N1CTF2021 - Easyre
很多汇编码 IDA 反编译不了,查询后得知 v 开头的一系列指令来自 AVX,遂给 IDA 安装 Micro AVX,然而无济于事。考虑直接逆汇编码。
步骤一:Extend
大体观察一下可以发现,整个流程就是对一个 int128 进行加密,但是储存加密结果的寄存器可能会改变,所以首先考虑写一个程序去追踪它被储存到了哪个寄存器,形如 aesenclast xmm4,xmm0,xmmX 这样,也就是操作数 1 与操作数 2 和操作数 3 都不相同的指令就意味着加密结果从 xmm0 转移到了 xmm4,把它拆分成两个指令,即 aesenclast xmm0,xmm0,xmmX 和 movdqa xmm4,xmm0。
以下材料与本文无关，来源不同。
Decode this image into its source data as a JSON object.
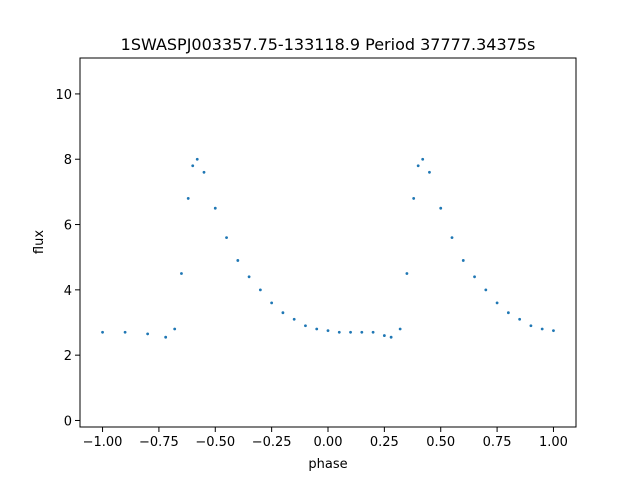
{
  "chart_data": {
    "type": "scatter",
    "title": "1SWASPJ003357.75-133118.9 Period 37777.34375s",
    "xlabel": "phase",
    "ylabel": "flux",
    "xlim": [
      -1.1,
      1.1
    ],
    "ylim": [
      -0.2,
      11.1
    ],
    "xticks": [
      -1.0,
      -0.75,
      -0.5,
      -0.25,
      0.0,
      0.25,
      0.5,
      0.75,
      1.0
    ],
    "xtick_labels": [
      "−1.00",
      "−0.75",
      "−0.50",
      "−0.25",
      "0.00",
      "0.25",
      "0.50",
      "0.75",
      "1.00"
    ],
    "yticks": [
      0,
      2,
      4,
      6,
      8,
      10
    ],
    "ytick_labels": [
      "0",
      "2",
      "4",
      "6",
      "8",
      "10"
    ],
    "grid": false,
    "marker_color": "#1f77b4",
    "series": [
      {
        "x": [
          -1.0,
          -0.9,
          -0.8,
          -0.72,
          -0.68,
          -0.65,
          -0.62,
          -0.6,
          -0.58,
          -0.55,
          -0.5,
          -0.45,
          -0.4,
          -0.35,
          -0.3,
          -0.25,
          -0.2,
          -0.15,
          -0.1,
          -0.05,
          0.0,
          0.05,
          0.1,
          0.15,
          0.2,
          0.25,
          0.28,
          0.32,
          0.35,
          0.38,
          0.4,
          0.42,
          0.45,
          0.5,
          0.55,
          0.6,
          0.65,
          0.7,
          0.75,
          0.8,
          0.85,
          0.9,
          0.95,
          1.0
        ],
        "y": [
          2.7,
          2.7,
          2.65,
          2.55,
          2.8,
          4.5,
          6.8,
          7.8,
          8.0,
          7.6,
          6.5,
          5.6,
          4.9,
          4.4,
          4.0,
          3.6,
          3.3,
          3.1,
          2.9,
          2.8,
          2.75,
          2.7,
          2.7,
          2.7,
          2.7,
          2.6,
          2.55,
          2.8,
          4.5,
          6.8,
          7.8,
          8.0,
          7.6,
          6.5,
          5.6,
          4.9,
          4.4,
          4.0,
          3.6,
          3.3,
          3.1,
          2.9,
          2.8,
          2.75
        ]
      }
    ]
  }
}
而另一种指令形如 aesenclast xmm0,xmm0,xmmX 则不意味着主寄存器的改变,于是我们把所有主寄存器改变的指令集中到了 vmovdqa 这一种上。
#include <cstdio>
#include <iostream>
#include <string>
#include <deque>
using namespace std;
string str;
deque<string> dq;
struct opt{
string opt0, opta, optb;
opt(){}
opt(const string &str){
opt0 = str.substr(str.find_last_of(' ') + 1, str.find(',') - str.find_last_of(' ') - 1);
opta = str.substr(str.find(',') + 1, str.find_last_of(',') - str.find(',') - 1);
optb = str.substr(str.find_last_of(',') + 1);
if(optb.back() == 10) optb.pop_back();
}
opt(const string &str, bool dual){
opt0 = str.substr(str.find_last_of(' ') + 1, str.find(',') - str.find_last_of(' ') - 1);
opta = str.substr(str.find_last_of(',') + 1);
if(opta.back() == 10) opta.pop_back();
}
};
int line;
string reg = "xmm0";
int main(){
freopen("nottobeworked.asm", "r", stdin);
while(getline(cin, str)){
if(str.find("vmovdqa") != string::npos){
opt optnow(str, 1);
if(optnow.opta == reg) reg = optnow.opt0;
dq.push_back(str + "\n");
}else if(str.find("aesimc") != string::npos){
opt optnow(str, 1);
if(optnow.opt0 != reg && optnow.opta == reg){
cout << "ERROR";
dq.push_back(" aesimc " + reg + "," + reg + "\n");
dq.push_back(" vmovdqa " + optnow.opt0 + "," + reg + "\n");
reg = optnow.opt0;
}else dq.push_back(str + "\n");
}else{
opt optnow(str);
if(optnow.opt0 != reg && (optnow.opta == reg || optnow.optb == reg)){
str.replace(str.find(optnow.opt0), optnow.opt0.length(), reg);
dq.push_back(str + "\n");
dq.push_back(" vmovdqa " + optnow.opt0 + "," + reg + "\n");
reg = optnow.opt0;
}else dq.push_back(str + "\n");
}
if(reg != "xmm0") cout << reg << endl;
}
cout << reg;
freopen("extended.asm", "w", stdout);
while(!dq.empty()){
cout << dq.front();
dq.pop_front();
}
return 0;
}
步骤二:Replace
然后还有形如 vpxor xmm1,xmm2,xmm15 这样的指令,它不代表任何主寄存器的改变,仅仅是求了一个异或的中间结果,但是这样做的问题是 xmm1 寄存器上原来的值会丢失,因此我的做法是,先进行一次假加密操作,但是这次操作中会把每个被覆盖的值先备份到栈中,也就是把这条指令扩展成 movdqa [rsp+xxx],xmm1 和 vpxor xmm1,xmm2,xmm15。最后在解密操作的时候把它的值复原。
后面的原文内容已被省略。